Performance Arts

Our “Performance Arts” program encompasses theater, dance, and the many activities related to stagework. Instructor Bridget Mitchell works with each student as they explore performance, its historical role, and its contemporary significance. Whether researching and writing a script, designing costumes, performing on stage, building set materials, or participating in a dance performance, students have the opportunity to refine old talents or awaken new interests.

Renaissance performing arts are active and thriving and have gained an excellent reputation in Charlottesville, quite a feat for a small school with limited resources. All ninth and tenth graders participate in performance arts classes and, by junior year, students who plan to study performance beyond high school may choose an “arts emphasis” curriculum, allowing scheduled time for audition preparation and consultation with faculty. Our graduating seniors have been admitted to some of the finest performing arts colleges in the country and with generous scholarships.

Consistent with Renaissance pedagogy, Ms. Mitchell ensures that content is interdisciplinary and she frequently works with other instructors to enrich her classes. While preparing a production of Moliere’s, The Imaginary Invalid, students studied French history and comic style.

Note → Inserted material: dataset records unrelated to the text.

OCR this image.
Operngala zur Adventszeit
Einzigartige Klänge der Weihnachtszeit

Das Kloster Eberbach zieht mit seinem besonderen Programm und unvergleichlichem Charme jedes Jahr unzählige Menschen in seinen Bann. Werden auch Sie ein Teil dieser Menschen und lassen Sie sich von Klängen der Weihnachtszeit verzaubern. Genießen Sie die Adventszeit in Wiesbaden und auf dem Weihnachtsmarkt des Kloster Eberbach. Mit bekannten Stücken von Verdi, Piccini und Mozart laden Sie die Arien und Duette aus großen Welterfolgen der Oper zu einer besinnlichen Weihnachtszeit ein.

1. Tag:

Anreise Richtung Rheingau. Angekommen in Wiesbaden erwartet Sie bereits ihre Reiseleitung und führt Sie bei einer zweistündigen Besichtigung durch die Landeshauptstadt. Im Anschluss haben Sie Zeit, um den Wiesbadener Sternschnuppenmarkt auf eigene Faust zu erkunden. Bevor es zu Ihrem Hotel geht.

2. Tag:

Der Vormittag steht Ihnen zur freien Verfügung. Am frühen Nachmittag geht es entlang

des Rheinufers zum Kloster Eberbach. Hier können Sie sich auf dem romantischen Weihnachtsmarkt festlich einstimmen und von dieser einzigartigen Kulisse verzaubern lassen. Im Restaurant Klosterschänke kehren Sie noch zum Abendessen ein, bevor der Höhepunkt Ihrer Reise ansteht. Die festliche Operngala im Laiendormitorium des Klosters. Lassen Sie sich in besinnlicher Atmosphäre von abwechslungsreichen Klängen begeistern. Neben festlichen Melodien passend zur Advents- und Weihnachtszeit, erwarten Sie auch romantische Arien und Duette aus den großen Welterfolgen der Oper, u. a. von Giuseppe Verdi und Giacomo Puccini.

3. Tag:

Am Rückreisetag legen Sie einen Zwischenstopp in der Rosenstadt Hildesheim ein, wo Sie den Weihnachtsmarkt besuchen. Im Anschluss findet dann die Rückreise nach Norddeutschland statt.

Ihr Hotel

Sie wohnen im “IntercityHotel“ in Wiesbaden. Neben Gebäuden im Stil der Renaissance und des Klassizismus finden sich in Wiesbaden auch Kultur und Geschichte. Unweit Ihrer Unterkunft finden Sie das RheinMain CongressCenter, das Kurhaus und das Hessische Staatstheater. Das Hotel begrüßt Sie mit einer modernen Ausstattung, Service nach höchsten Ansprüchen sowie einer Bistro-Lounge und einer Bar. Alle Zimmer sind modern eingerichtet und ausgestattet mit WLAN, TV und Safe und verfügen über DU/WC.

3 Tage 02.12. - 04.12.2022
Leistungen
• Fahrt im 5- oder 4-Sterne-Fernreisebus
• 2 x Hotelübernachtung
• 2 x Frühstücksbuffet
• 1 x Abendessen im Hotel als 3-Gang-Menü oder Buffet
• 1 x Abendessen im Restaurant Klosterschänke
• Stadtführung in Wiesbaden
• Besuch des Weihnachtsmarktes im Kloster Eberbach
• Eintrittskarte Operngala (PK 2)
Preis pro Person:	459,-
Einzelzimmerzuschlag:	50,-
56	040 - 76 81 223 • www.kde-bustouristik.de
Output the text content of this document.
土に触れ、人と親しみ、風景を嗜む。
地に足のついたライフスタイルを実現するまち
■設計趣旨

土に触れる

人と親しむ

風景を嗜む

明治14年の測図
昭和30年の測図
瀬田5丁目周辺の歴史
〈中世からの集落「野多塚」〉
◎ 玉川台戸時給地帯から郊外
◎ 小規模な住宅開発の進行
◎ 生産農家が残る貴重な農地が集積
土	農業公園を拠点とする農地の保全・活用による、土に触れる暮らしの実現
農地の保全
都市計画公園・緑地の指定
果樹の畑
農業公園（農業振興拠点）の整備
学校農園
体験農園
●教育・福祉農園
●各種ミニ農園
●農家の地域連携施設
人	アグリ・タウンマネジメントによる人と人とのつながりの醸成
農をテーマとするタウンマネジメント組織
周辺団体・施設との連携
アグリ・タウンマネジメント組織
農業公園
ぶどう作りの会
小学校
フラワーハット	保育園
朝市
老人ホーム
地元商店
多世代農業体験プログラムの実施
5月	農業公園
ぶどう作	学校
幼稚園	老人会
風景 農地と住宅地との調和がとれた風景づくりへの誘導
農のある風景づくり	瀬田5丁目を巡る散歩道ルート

Students studying Shakespeare’s, Henry IV, worked with history instructor, Lou Tanner, to develop the historical background of the play and enjoyed a performance at Staunton’s famous theater, the American Shakespeare Center.

In the fall of 2009, students spent many weeks researching the history of our historic building, which was completed in 1826. Each student studied specific aspects of the lives of children in Charlottesville during that time – education, politics, family life, health. After comparing notes during lively roundtable discussions, students created a scene for the Historical Society’s “Spirit Walk” – a yearly community event that attracts over 1,000 community audience members to watch local actors and musicians play ghosts of actual community members from the past. Performing the skit over 45 times outdoors and oftimes in the rain did not wear out these theater students, and they left ready to do it again! This project represents perfectly the type of full-bodied education students and staff members receive at Renaissance School.

More recently, students entertained a crowd with, “An Evening of One Acts”, performing two one act plays, Lucille Fletcher’s, Sorry Wrong Number, and Anton Checkhov’s, The Proposal.   Funds raised benefitted the Haven at First & Market, a new daytime resource for the homeless.

Bridget Mitchell, majored in Theater at Otterbein College, as well as Adelphi University. She has studied with a variety of actors, locally and in New York and continues to teach and study acting and dance here in Charlottesville.  Read her detailed bio on the “Faculty” page of this website, but enjoy her endorsement of a Renaissance Education here:

“Being a part of the Renaissance School staff has been one the most exhilarating teaching experiences I’ve had. I have, perhaps, too many interests but the cross-disciplinary quality of the Renaissance School education encourages staff and students to approach learning from various angles and connect subjects that fuse naturally beyond classroom walls that segregate Math from English, History from Drama.”